There is indeed a risk that position of the radius argument changes, but in practice it's quite unlikely.

Maybe we could adds some of these concerns under the "Consideration" section?

amueller commented 5 years ago

@rth I wouldn't mind allowing that to be positional. The question is how to formulate a clear rule.

There was the Odyssey project which might help with code analysis:

https://odyssey.readthedocs.io/en/latest/tutorial.html

Also interesting might be

https://github.com/Quansight-Labs/python-api-inspect

Someone that's better at SQL than me might be able to write the correct query example

jnothman commented 5 years ago

Lgtm.com should also be possible for querying use within this library

adrinjalali commented 5 years ago

If we agree that the decision can be made case by case, then we don't have to make those decisions now.

I tried to formulate that in a better and a bit more deterministic way, let me know how it looks now.

adrinjalali commented 5 years ago

So the next step is an email on the mailing list, and call for a vote?

amueller commented 5 years ago

I'm not sure if doing a case-by-case is good. I feel like that would lead to a lot of bike-shedding, slow progress, and inconsistencies.

amueller commented 5 years ago

I'm happy with separating the exact details of scoping it from the question of doing it, though.

adrinjalali commented 5 years ago

I'm just trying to find something that it has a chance of passing the vote. Otherwise I'd propose everything to be keyword only except X and y!

amueller commented 5 years ago

Well I don't think that's good for GridSearchCV or cross_validate. I think estimator should be possible positionally.

rth commented 5 years ago

So the next step is an email on the mailing list, and call for a vote?

Before the vote I think we might want to get more feedback from users and other core devs? How is it expected to work: we merge this and then discuss on the mailing list, or announce on the mailing list then wait for feedback here then vote on the mailing list?

The https://scikit-learn.org/stable/governance.html#enhancement-proposals-sleps page is not very verbose about it, and the figure with all the possible CPython PEP statuses kind of lost me :)

amueller commented 5 years ago

Well I think the default procedure is not a vote but consensus seeking, right? So I would say going to the mailing list asking for feedback would be a good idea. We don't need a vote unless anyone disagrees. The vote was meant to put a deadline on discussions. If that's what you want to do then you could ask for a vote now.

Having the SLEP be merged might be nice for visibility and readability, but I feel it's easier to comment on it in a PR. I don't think we formalized the process of this yet and I think we can see what works best. Right now I feel keeping it a PR might be more conducive for discussion. How would someone comment on a SLEP after it's merged? We could have an issue for discussion but that makes it harder to comment on specific sections or to suggest changes.

rth commented 5 years ago

So I would say going to the mailing list asking for feedback would be a good idea. We don't need a vote unless anyone disagrees.
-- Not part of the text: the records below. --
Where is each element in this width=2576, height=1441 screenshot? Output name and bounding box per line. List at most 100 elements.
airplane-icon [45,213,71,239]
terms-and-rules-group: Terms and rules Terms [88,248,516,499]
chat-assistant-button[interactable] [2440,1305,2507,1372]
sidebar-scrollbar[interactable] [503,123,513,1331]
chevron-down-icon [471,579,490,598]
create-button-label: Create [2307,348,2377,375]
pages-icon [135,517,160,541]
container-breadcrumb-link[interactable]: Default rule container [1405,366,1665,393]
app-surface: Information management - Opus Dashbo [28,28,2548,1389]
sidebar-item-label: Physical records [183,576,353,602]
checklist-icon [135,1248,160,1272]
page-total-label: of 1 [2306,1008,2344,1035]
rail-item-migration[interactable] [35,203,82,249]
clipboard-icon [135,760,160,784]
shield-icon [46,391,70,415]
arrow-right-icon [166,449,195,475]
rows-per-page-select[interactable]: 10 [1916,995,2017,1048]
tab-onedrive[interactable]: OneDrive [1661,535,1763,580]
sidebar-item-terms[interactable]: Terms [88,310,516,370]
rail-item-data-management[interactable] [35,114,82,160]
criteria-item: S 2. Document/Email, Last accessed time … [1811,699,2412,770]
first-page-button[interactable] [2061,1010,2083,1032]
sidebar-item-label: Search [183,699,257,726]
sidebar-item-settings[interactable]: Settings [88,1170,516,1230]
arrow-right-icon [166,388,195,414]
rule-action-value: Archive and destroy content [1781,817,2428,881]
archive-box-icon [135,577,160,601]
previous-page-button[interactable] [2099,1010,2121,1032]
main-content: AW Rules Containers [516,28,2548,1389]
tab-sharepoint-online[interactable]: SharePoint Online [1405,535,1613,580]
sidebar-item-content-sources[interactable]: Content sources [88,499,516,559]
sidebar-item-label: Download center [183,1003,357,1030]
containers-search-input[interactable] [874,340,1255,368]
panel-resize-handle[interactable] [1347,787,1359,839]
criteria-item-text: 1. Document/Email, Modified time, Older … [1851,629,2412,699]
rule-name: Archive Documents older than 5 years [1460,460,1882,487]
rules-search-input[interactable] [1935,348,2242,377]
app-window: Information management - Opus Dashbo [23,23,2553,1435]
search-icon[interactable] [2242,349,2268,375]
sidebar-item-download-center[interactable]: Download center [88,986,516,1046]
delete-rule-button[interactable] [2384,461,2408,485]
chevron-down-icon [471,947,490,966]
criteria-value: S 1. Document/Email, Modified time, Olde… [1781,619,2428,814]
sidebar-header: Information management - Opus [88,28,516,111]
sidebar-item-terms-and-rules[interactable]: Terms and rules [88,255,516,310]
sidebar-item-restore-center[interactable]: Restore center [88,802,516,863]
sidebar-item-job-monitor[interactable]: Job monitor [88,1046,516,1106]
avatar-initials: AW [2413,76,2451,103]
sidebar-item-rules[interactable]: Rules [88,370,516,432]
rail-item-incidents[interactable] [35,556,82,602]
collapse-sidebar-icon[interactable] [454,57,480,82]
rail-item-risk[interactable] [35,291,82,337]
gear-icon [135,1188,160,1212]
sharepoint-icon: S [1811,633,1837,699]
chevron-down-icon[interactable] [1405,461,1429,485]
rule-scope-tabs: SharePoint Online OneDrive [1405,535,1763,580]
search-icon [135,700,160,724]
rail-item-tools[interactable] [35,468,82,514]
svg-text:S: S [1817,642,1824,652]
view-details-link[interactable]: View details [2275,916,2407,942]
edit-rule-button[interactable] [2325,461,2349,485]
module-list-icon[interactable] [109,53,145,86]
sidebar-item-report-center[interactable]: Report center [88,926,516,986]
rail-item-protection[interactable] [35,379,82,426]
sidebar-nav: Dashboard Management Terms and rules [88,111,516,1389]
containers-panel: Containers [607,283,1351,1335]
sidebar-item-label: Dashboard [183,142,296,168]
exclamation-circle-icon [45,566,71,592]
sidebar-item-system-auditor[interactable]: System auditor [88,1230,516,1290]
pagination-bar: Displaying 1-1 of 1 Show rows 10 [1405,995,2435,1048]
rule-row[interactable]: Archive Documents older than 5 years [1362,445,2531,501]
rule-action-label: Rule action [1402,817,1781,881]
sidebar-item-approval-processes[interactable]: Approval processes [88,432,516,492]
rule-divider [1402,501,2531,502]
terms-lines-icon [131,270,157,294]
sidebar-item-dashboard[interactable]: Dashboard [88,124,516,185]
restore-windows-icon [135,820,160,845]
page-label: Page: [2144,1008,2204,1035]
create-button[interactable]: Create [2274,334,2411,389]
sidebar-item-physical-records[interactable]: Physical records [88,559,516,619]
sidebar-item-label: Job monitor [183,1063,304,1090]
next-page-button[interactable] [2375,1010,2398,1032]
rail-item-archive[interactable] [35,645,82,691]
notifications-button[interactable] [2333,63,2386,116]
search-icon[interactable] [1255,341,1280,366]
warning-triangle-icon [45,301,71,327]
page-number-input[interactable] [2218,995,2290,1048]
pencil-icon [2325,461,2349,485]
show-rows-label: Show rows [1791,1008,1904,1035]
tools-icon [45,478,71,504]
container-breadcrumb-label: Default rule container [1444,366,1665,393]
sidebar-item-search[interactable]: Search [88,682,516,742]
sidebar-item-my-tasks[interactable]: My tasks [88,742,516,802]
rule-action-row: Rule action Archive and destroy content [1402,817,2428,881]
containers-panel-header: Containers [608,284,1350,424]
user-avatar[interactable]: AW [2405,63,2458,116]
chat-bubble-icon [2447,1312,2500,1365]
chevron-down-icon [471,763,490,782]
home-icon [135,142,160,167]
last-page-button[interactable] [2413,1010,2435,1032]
Sounds good! I agree it's easier to keep the PR open to comment on it.

qinhanmin2014 commented 5 years ago

I agree that it's beneficial, but seems that this will need lots of work and I'm wondering whether it's worthwhile (Maybe we have many more important things to do).

adrinjalali commented 5 years ago

@amueller how do we proceed from here? I think we're making this harder than it has to be.

adrinjalali commented 5 years ago

we were thinking of merging this PR once the conversation is completely over, that's why it hasn't been merged yet. I'll see if I can fix your permissions here (not sure why you don't have them)

jnothman commented 5 years ago

I think it's okay to merge with a couple of acceptances and then use another pr to propose changing its status to accepted, and to admit further tweaks.

adrinjalali commented 5 years ago

Ok, then if there's not -1 votes, we can merge and announce on the mailing list? I think we only need to vote if there's at least one person objecting the change, otherwise we can go ahead with @thomasjpfan 's plan

amueller commented 5 years ago

@adrinjalali I think there should be at least a sentence on how we will decide which parameters will be positional only. Will there be another slep? Will it be ad-hoc decisions (I don't like this). Will it be based on data? Will there be some discussion for a "rule" without writing another SLEP?

I don't think we're making this harder as it has to be. I think a SLEP should provide a clear path forward. If this is accepted, I have no idea what would happen next.

amueller commented 5 years ago

ok happy to go ahead. Should we merge to facilitate viewing or not merge to facilitate commenting? ;) I think I'm +.5 for merge.

adrinjalali commented 5 years ago

Let's do it then :)